Bottom Line: The consumption of polyunsaturated fats, particularly of omega-6 linoleic acid, is often purported to increase inflammation and increase the risk of cardiovascular disease. Regardless of findings from in vitro or rat studies, when humans are fed polyunsaturated fats (including linoleic acid) in varying quantities, we do not find evidence of increases in inflammatory biomarkers across numerous randomized, controlled trials. Similarly, when observing human outcome trials that substitute polyunsaturated fats (excluding trans-fats) for saturated fats, we observe reliable decreases in blood cholesterol and cardiovascular risk. These findings are supported across multiple lines of evidence, including mechanistic studies, ecological studies, prospective cohort studies, and randomized, controlled intervention trials. Many potentially promising ideas and causal mechanisms around disease are demonstrated in the laboratory or in animal models but fail to produce the same results in humans. This is common and a frequent source of frustration. Human physiology is complex and subject to innumerable variables. What we care about are demonstrable results in real-world outcomes in humans. When those do not materialize, even the tidiest of hypotheses must be let go.
When heart disease deaths are viewed for the total population, they do indeed appear to increase. Some people like to take graphs showing increases in overall heart disease deaths, and overlay them with any other variable of choice, such as vegetable oil consumption, to suggest a causal relationship between the two. This is incorrect at best, and deliberately misleading at worst.

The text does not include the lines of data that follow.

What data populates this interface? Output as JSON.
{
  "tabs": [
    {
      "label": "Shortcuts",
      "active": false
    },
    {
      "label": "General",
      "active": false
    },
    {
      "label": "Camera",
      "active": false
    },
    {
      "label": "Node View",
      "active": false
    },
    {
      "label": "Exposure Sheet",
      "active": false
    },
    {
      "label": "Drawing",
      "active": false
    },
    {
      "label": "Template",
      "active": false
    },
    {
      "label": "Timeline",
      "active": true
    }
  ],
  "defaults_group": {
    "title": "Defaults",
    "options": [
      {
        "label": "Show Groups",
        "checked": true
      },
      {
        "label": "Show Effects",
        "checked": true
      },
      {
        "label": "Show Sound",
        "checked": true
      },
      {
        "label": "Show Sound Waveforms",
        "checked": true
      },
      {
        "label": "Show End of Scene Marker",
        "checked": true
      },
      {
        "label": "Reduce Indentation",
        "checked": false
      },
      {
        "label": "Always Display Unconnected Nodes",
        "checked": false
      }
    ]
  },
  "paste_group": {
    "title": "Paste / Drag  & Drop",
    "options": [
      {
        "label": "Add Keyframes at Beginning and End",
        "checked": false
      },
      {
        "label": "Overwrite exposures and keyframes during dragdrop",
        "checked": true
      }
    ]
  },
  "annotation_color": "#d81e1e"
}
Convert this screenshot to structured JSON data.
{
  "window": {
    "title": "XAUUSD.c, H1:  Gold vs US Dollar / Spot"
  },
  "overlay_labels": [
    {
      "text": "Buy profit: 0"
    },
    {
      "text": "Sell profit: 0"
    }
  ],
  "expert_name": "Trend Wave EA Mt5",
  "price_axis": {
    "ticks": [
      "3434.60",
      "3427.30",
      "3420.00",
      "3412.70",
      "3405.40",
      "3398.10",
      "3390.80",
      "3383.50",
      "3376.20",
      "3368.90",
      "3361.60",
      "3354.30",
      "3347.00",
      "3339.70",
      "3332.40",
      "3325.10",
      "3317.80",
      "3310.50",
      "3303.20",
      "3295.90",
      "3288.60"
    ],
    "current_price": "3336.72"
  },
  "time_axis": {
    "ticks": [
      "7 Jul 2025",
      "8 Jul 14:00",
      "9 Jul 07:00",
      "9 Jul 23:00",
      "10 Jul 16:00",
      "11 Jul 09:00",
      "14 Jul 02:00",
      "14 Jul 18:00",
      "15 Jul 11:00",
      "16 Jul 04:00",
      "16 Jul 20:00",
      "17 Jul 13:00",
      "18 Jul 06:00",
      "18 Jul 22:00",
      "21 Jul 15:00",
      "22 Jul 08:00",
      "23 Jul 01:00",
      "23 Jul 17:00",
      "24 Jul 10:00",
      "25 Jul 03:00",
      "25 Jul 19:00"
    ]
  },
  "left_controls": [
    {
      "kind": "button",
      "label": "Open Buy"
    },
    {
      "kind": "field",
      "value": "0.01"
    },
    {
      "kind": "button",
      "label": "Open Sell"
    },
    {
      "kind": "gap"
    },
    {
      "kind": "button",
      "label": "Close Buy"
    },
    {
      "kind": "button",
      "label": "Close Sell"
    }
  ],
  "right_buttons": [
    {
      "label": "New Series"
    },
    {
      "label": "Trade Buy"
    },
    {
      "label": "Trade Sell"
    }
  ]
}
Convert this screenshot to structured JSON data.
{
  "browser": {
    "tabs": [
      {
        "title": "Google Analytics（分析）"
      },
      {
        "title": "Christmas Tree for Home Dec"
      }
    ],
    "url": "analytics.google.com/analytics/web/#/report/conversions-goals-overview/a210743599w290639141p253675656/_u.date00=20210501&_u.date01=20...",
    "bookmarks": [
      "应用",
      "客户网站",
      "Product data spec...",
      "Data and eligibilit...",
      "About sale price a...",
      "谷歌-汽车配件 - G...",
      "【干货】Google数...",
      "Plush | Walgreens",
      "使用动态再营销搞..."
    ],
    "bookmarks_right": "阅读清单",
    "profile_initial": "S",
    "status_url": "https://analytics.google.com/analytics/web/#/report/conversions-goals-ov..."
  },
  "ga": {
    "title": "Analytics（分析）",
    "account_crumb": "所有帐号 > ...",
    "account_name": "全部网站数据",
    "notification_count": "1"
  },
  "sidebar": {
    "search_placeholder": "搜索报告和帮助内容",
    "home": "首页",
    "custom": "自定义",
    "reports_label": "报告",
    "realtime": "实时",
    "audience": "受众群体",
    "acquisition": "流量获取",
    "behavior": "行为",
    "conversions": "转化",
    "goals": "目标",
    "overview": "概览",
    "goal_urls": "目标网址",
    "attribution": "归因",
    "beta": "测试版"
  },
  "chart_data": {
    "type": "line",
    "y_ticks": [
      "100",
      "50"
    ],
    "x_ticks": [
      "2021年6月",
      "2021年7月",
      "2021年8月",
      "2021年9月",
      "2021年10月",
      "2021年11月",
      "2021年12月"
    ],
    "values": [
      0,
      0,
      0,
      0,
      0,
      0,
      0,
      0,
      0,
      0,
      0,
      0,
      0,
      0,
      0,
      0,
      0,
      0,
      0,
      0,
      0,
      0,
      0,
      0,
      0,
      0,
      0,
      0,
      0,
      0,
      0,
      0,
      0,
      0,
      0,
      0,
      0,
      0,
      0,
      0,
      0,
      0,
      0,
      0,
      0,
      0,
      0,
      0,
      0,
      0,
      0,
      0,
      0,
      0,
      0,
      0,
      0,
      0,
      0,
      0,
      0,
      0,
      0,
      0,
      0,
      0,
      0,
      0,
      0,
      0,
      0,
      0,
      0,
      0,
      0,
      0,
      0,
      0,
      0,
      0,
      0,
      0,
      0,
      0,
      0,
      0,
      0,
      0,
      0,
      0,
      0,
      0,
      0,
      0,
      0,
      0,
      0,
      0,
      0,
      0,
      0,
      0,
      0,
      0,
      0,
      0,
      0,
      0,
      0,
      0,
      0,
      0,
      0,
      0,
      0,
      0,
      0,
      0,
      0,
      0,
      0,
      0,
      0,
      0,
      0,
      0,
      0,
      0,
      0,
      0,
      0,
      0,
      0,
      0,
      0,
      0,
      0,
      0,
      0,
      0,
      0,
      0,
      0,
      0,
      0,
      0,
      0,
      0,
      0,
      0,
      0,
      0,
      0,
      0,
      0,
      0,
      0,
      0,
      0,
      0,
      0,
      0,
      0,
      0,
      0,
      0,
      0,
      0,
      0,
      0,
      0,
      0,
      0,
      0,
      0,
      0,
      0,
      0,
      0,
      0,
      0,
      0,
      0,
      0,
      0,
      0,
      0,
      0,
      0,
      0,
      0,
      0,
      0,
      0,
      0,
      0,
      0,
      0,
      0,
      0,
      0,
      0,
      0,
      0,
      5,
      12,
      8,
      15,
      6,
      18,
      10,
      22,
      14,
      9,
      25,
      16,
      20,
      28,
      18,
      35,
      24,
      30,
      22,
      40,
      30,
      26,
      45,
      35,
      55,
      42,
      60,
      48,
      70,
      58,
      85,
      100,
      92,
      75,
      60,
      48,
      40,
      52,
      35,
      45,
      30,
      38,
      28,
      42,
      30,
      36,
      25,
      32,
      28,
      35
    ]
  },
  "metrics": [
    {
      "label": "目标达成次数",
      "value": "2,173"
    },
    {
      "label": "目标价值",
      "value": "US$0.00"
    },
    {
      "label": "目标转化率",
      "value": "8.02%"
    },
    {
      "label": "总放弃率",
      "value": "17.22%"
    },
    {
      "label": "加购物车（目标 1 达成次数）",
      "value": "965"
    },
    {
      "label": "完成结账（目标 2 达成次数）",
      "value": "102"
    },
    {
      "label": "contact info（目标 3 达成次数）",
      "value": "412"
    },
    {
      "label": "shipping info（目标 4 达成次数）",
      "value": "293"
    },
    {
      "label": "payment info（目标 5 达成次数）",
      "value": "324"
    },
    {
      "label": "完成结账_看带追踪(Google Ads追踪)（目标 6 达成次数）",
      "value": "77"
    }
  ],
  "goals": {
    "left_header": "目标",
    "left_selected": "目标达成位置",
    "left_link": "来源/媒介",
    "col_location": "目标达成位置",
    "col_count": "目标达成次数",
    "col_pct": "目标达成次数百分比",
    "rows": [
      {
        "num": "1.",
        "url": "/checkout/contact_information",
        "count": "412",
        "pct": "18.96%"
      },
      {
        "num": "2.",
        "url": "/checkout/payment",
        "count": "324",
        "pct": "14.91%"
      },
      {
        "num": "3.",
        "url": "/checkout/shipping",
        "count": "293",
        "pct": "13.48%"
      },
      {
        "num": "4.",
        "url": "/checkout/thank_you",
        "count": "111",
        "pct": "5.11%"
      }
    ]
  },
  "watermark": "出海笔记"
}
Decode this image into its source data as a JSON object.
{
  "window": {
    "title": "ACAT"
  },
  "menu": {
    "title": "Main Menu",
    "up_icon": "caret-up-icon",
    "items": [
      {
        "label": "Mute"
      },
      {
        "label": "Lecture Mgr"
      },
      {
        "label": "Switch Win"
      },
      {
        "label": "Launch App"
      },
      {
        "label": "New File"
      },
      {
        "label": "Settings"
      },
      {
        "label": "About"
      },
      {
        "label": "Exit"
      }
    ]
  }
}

When heart disease deaths are calculated as a rate, for example per 100,000 people, rates of heart disease deaths have been dropping for decades. Heart disease deaths have decreased by approximately 72% between 1950 and 2018, and rates of premature death among younger individuals aged 25-64 years have similarly declined by 70% since 1968. CDC 2018 Ritchey 2020 In other words, the observed “increase” is simply due to overall population growth, whereas rates of heart disease deaths are not actually increasing. They are going down.
In addition, the fewer people die from heart disease complications, the more people will remain alive with heart disease present. This may result in an increase in the overall prevalence of heart disease in the living population, while rates of heart disease deaths decline.
We are having successes treating heart disease using the methods detailed in this series of articles. Lowering blood lipids, among other interventions, lowers the risk of cardiovascular disease. This can be accomplished by lifestyle adjustments or medications and both can be very helpful in this regard.
Bottom Line: When heart disease deaths are viewed for the total population, they do indeed appear to increase. This fails to account for the effects of a growing population. When heart disease deaths are calculated as a rate, for example per 100,000 people, rates of heart disease deaths have been dropping steadily for decades.